In February, a New York jury awarded $2 million to a woman who underwent a double mastectomy at age 16 in what is believed to be the first U.S. malpractice case of its kind to reach a trial verdict.
Following the first malpractice suit, “it should be” the end of transgender surgeries for minors, McHugh said. “But there are going to be many more lawsuits coming down the pike now, as I predicted it would come.”
The “$2 million is a small thing,” McHugh said. “It’s going to be a lot higher as more and more people come to realize, and they’re going to be mostly women in their mid-20s.”
Next steps
At 94, McHugh said “I’m not retiring yet.” He added: “I’m going to see if I can go a bit further. God got me this far. Maybe he’ll carry me on another while. I’ve got wonderful grandchildren I want to see more of and see how they flourish.”
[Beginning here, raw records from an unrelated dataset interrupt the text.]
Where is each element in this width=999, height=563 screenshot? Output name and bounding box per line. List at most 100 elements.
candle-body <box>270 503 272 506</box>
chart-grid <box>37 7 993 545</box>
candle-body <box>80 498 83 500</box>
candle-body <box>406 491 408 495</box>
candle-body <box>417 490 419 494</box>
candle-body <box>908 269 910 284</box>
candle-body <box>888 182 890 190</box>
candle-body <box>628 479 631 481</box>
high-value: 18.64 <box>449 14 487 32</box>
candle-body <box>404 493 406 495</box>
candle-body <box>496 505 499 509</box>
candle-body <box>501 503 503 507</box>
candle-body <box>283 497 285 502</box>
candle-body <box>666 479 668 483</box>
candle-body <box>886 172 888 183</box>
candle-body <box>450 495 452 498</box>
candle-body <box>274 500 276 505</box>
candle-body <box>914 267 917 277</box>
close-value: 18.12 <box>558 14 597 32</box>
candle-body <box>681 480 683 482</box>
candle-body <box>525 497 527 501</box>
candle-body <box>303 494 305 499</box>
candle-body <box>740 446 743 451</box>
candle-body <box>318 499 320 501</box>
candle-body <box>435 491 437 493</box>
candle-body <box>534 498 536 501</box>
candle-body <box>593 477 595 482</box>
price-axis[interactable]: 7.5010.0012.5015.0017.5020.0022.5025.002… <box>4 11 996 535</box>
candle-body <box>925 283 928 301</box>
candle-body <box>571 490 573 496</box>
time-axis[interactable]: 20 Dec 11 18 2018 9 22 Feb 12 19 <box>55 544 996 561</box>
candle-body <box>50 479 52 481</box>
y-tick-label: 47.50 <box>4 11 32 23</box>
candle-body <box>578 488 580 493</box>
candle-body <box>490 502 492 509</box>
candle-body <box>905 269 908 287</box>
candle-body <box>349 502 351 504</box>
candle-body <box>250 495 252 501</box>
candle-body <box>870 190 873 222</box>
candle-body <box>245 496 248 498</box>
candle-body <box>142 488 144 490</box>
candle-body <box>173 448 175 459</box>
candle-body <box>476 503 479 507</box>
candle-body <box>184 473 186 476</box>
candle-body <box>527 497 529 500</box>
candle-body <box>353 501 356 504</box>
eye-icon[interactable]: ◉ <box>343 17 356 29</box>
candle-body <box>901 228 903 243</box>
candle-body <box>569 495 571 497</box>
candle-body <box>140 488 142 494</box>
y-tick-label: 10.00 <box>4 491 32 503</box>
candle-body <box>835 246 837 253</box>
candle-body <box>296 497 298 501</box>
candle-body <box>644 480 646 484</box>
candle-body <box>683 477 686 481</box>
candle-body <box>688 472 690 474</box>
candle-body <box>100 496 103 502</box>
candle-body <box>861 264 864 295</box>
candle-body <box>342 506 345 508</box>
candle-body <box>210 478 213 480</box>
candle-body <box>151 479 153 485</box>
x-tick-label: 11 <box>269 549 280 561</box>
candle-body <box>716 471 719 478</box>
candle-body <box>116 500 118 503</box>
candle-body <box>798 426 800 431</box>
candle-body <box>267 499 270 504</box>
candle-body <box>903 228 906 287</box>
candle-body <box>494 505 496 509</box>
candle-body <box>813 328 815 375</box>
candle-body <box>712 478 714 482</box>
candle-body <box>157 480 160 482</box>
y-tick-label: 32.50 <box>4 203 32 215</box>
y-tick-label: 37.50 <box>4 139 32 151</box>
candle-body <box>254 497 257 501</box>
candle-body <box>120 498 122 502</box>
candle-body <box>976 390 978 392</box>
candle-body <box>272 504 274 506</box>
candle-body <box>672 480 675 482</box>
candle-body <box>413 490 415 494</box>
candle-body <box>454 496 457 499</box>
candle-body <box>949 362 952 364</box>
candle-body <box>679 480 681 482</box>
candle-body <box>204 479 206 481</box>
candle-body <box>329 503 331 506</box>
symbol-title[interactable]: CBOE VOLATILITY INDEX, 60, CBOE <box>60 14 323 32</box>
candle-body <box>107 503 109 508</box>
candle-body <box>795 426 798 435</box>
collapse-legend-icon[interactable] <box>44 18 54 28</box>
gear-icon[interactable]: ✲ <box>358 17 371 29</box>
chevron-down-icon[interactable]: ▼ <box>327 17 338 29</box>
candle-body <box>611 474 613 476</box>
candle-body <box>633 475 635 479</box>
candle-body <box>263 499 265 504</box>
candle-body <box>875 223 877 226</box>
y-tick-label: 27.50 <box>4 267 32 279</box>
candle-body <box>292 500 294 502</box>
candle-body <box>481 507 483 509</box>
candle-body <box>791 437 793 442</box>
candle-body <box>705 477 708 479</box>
While he has no plans to retire yet, when that day comes he spoke to what he hopes his legacy is. He said: “I want people to think … that I was part of my times and that I didn’t shy away from the things that occupied the attention of my fellow Americans.”
“I think it’s really important to see that the role you have calls for certain kinds of courage. And if you don’t have that, you shouldn’t have that role. And I had some adventures. And it turns out I was right about a lot of things — that’s the fun part.”